Former member of the New Jersey General Assembly

William E. Bishop (September 26, 1932 – January 15, 2003) was an American Republican Party politician who represented the 25th Legislative District in the New Jersey General Assembly from 1982 to 1984, after taking office in a special election to fill a vacant seat.

==Early life and education==
Born in Greeneville, Tennessee on September 26, 1932, Bishop graduated in 1950 from Chattanooga High School and served with the United States Navy during the Korean War. He went to college at the University of Tennessee and City College of New York.

==Political career==
Bishop served from 1976 to 1979 as a councilmember in Rockaway Township, New Jersey and took office as mayor in 1980. He resigned as mayor when he won election to the General Assembly in 1982.

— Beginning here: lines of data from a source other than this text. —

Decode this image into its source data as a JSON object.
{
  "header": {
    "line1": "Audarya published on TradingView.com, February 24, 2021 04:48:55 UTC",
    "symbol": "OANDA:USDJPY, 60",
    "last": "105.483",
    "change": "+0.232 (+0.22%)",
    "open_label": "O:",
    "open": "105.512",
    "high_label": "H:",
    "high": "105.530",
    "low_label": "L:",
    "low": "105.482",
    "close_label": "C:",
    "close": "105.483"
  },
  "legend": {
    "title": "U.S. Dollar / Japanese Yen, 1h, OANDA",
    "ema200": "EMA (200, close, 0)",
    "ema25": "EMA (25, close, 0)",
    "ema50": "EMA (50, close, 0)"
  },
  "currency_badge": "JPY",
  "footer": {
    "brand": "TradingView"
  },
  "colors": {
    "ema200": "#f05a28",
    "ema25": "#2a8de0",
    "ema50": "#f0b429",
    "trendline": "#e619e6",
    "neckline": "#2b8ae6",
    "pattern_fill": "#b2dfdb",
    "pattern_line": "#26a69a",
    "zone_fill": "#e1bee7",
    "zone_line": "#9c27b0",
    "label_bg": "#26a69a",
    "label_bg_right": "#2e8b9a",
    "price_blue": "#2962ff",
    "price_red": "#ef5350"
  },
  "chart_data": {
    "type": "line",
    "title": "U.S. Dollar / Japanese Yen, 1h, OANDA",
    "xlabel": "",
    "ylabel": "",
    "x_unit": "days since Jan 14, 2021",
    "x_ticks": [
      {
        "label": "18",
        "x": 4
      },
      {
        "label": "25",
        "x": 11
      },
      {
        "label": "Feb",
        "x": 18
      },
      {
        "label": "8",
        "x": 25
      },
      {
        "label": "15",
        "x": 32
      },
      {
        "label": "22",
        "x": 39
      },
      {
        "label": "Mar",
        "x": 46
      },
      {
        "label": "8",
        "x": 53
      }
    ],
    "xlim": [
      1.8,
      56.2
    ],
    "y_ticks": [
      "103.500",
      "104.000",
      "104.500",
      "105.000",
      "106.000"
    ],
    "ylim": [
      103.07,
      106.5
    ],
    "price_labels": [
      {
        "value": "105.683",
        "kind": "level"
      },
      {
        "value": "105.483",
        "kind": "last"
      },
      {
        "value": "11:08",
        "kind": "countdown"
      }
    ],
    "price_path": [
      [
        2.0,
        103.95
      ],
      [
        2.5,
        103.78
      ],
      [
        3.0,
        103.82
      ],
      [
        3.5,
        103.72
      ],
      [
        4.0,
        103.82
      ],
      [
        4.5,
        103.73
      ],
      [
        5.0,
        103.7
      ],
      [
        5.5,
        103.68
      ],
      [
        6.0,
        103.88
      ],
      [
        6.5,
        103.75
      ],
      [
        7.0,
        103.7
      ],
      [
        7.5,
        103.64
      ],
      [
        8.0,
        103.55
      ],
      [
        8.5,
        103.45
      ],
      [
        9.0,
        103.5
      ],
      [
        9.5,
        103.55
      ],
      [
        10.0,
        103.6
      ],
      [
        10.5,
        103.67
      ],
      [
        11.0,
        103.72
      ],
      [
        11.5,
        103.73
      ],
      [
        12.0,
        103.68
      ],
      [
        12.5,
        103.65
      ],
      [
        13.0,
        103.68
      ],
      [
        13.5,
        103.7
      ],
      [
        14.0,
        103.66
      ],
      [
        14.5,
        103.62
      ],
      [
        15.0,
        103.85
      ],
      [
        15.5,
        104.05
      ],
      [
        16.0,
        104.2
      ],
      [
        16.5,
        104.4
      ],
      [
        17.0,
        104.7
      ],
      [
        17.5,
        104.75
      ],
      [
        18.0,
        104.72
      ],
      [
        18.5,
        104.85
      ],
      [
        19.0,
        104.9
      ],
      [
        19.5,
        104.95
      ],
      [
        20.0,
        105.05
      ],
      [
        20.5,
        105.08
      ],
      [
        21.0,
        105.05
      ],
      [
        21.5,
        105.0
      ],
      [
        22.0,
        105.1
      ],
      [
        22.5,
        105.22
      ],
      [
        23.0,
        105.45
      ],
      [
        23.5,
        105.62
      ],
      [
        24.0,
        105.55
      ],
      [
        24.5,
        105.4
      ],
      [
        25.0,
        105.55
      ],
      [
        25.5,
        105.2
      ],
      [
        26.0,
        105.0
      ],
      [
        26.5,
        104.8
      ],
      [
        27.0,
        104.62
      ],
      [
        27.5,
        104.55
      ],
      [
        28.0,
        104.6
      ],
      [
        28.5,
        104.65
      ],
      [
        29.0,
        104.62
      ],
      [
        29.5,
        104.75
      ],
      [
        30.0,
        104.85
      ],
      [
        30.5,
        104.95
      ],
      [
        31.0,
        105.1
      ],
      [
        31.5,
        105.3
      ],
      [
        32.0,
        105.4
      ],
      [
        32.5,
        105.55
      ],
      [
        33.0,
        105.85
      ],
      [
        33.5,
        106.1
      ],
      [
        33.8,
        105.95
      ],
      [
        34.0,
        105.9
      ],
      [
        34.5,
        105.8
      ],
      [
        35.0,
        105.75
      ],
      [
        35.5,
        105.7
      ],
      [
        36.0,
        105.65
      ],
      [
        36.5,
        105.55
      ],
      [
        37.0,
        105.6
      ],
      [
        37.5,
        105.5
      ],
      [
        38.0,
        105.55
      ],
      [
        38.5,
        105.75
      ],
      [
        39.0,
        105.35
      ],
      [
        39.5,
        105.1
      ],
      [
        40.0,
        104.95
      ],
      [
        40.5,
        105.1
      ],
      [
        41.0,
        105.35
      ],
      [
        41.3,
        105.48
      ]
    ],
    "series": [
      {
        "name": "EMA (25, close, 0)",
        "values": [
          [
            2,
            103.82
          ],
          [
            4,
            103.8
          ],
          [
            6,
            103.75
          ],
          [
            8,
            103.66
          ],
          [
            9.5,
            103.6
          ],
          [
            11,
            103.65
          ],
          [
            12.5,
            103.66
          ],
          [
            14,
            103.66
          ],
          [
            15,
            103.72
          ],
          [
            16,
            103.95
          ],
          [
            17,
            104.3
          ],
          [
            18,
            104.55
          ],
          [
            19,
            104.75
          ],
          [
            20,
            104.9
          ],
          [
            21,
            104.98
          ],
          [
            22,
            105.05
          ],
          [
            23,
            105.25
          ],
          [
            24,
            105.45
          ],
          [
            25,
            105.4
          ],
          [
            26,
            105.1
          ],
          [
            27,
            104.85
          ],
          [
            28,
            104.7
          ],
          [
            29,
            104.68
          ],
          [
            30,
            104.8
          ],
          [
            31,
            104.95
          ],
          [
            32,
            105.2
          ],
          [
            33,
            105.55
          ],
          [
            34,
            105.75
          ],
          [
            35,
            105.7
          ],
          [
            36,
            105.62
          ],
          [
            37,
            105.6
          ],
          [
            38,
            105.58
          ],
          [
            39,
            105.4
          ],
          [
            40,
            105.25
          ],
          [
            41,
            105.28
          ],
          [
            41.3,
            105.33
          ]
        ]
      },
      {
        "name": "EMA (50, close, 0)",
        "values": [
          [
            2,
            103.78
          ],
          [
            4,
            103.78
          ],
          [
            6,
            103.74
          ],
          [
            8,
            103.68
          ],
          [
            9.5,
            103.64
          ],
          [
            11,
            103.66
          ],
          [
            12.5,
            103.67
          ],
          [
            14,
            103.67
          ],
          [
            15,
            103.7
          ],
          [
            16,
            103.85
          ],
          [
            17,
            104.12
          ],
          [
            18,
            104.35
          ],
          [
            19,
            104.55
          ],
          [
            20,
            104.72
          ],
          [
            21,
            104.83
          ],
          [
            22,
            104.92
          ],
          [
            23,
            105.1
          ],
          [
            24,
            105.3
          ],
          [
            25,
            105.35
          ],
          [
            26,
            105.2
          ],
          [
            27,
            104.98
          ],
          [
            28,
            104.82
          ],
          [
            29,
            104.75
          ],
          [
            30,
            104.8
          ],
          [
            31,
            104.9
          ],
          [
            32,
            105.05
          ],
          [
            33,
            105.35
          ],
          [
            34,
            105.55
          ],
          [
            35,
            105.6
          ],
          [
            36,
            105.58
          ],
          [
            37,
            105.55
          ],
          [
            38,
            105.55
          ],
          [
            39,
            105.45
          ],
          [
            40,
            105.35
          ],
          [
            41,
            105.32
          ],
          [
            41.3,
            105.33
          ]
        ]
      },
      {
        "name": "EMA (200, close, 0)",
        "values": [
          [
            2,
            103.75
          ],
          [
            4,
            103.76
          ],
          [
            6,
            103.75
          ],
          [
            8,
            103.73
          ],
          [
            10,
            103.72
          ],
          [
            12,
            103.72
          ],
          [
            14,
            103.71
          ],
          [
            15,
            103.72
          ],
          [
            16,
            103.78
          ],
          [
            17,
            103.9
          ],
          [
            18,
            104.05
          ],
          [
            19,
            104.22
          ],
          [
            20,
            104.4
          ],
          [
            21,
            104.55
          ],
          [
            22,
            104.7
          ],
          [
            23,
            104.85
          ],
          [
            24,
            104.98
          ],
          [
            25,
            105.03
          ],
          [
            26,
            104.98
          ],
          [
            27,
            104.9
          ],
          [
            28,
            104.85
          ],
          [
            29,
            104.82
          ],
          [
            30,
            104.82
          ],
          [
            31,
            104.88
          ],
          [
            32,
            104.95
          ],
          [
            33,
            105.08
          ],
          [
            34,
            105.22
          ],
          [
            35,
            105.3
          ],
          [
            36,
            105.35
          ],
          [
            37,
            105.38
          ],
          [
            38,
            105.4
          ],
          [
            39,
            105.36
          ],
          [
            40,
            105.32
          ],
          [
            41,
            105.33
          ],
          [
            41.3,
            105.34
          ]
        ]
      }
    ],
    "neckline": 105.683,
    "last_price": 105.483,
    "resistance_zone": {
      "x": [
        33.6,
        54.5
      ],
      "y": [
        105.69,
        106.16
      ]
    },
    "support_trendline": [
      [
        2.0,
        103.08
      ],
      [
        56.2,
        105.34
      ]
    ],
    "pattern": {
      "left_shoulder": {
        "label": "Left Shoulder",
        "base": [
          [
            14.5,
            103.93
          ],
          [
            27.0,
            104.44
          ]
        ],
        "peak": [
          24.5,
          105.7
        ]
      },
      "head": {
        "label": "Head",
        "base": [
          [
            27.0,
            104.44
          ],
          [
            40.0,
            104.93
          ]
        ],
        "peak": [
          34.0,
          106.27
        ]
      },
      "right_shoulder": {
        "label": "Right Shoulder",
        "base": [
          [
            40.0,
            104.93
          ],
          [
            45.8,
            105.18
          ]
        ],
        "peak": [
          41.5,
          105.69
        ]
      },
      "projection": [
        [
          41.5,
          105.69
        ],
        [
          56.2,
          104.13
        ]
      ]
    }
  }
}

Assemblyman James J. Barry Jr. resigned from office on February 22, 1982, to take a position as Director of the New Jersey Division of Consumer Affairs in the administration of Governor of New Jersey Thomas Kean. Bishop was chosen on the second ballot of a Republican Party special convention. In a special election held in April with fewer than 20% of registered voters casting ballots, Bishop beat the Democratic Party candidate, Rockaway Borough Mayor Bob Johnson, and independent Rosemarie Totaro. He was sworn into office by Justice Stewart G. Pollock on May 3. He cited helping the governor address the "horrendous fiscal picture he inherited" as what he saw as the top priority for the legislature.

Bishop was one of only two members of the Assembly to vote against a proposed ballot referendum that would push a mutual nuclear freeze between the United States and the Soviet Union. Bishop insisted that nuclear arms reduction should only be achieved through talks between the two superpowers and called the proposed ballot initiative a "cop out".

In the June 1983 Republican primary for a full term of office, Bishop lost to Morris County Freeholder Rodney Frelinghuysen and fellow incumbent Arthur R. Albohn, with Frelinghuysen more than two thousand votes ahead of Albohn, who came almost 900 votes in front of Bishop for the two Assembly seats.